Roshi Joan Halifax, PhD, is a Buddhist teacher, Zen priest, anthropologist, and pioneer in the field of end-of-life care. She is founder, Abbot, and Head Teacher of Upaya Institute and Zen Center in Santa Fe, New Mexico.
She received her PhD in medical anthropology in 1973. She received a National Science Foundation Fellowship in Visual Anthropology, was an Honorary Research Fellow in Medical Ethnobotany at Harvard University, and was a Distinguished Visiting Scholar at the Library of Congress. From 1972-1975, she worked with psychiatrist Stanislav Grof at the Maryland Psychiatric Research Center with dying cancer patients. She has continued to work with dying people and their families, and to teach health care professionals and family caregivers the psycho-social, ethical and spiritual aspects of care of the dying.

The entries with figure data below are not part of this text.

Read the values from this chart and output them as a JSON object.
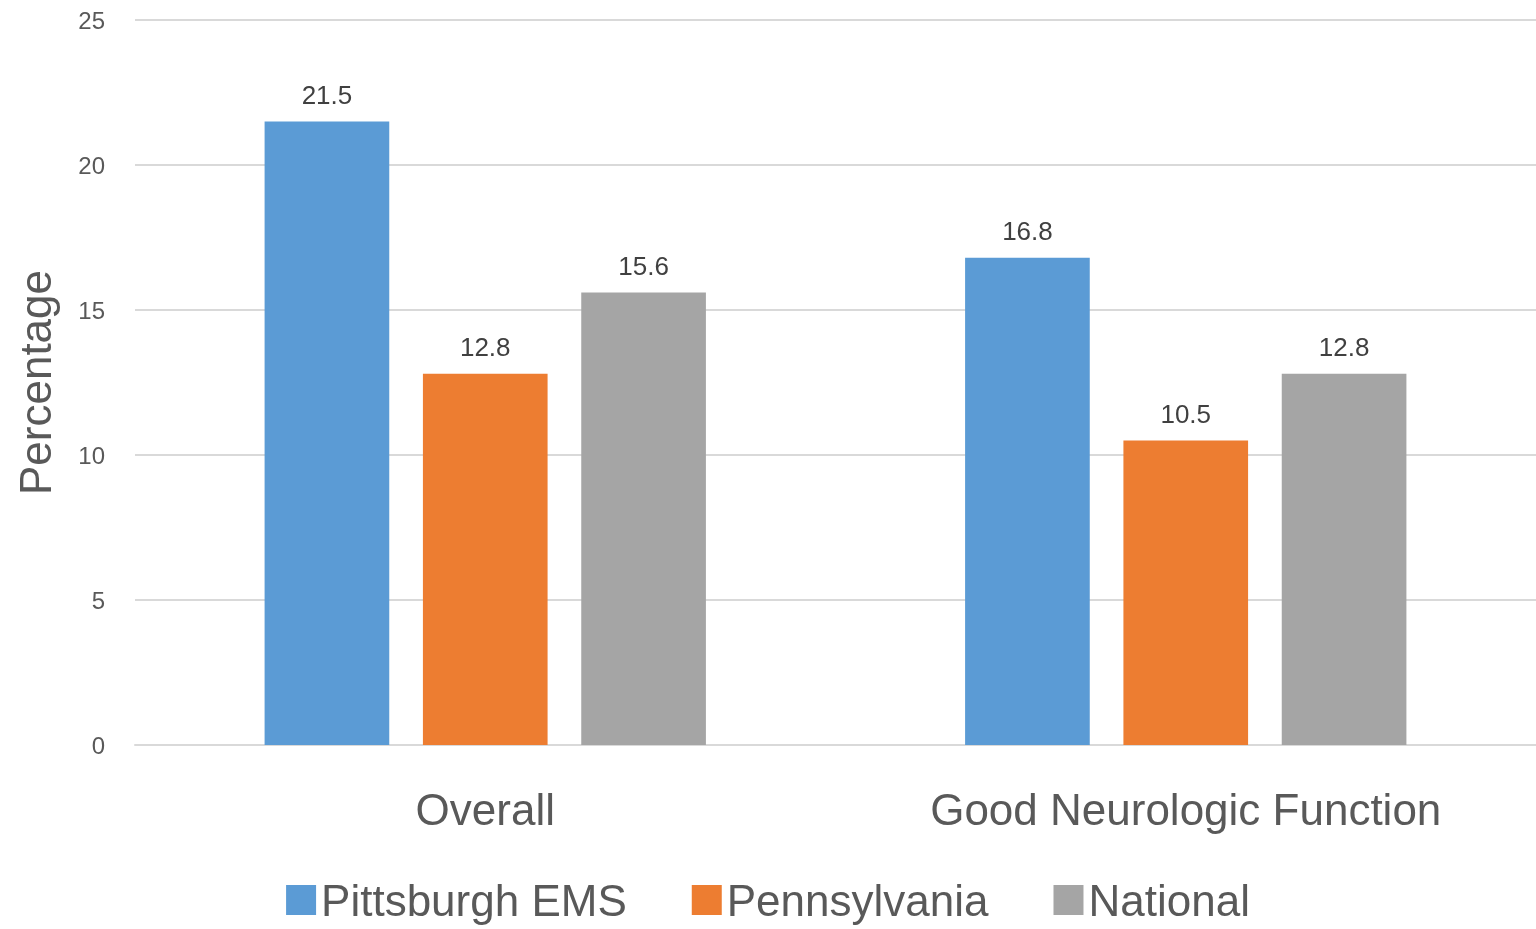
{
  "chart_data": {
    "type": "bar",
    "ylabel": "Percentage",
    "categories": [
      "Overall",
      "Good Neurologic Function"
    ],
    "series": [
      {
        "name": "Pittsburgh EMS",
        "color": "#5b9bd5",
        "values": [
          21.5,
          16.8
        ]
      },
      {
        "name": "Pennsylvania",
        "color": "#ed7d31",
        "values": [
          12.8,
          10.5
        ]
      },
      {
        "name": "National",
        "color": "#a5a5a5",
        "values": [
          15.6,
          12.8
        ]
      }
    ],
    "ylim": [
      0,
      25
    ],
    "yticks": [
      0,
      5,
      10,
      15,
      20,
      25
    ],
    "grid": "y",
    "legend": "bottom",
    "data_labels": true
  }
}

She is Director of the Project on Being with Dying, and Founder and Director of the Upaya Prison Project that has developed programs on meditation for prisoners. She studied with Zen Teacher Seung Sahn, received the Lamp Transmission from Thich Nhat Hanh, and was given Inka by Roshi Bernie Glassman. A Founding Teacher of the Zen Peacemaker Order, her work and practice for more than four decades has focused on engaged Buddhism.
Her books include: The Human Encounter with Death (with Stanislav Grof); The Fruitful Darkness; Simplicity in the Complex: A Buddhist Life in America; Being with Dying: Cultivating Compassion and Wisdom in the Presence of Death; and Being with Dying: Compassionate End-of-Life Care (Professional Training Guide).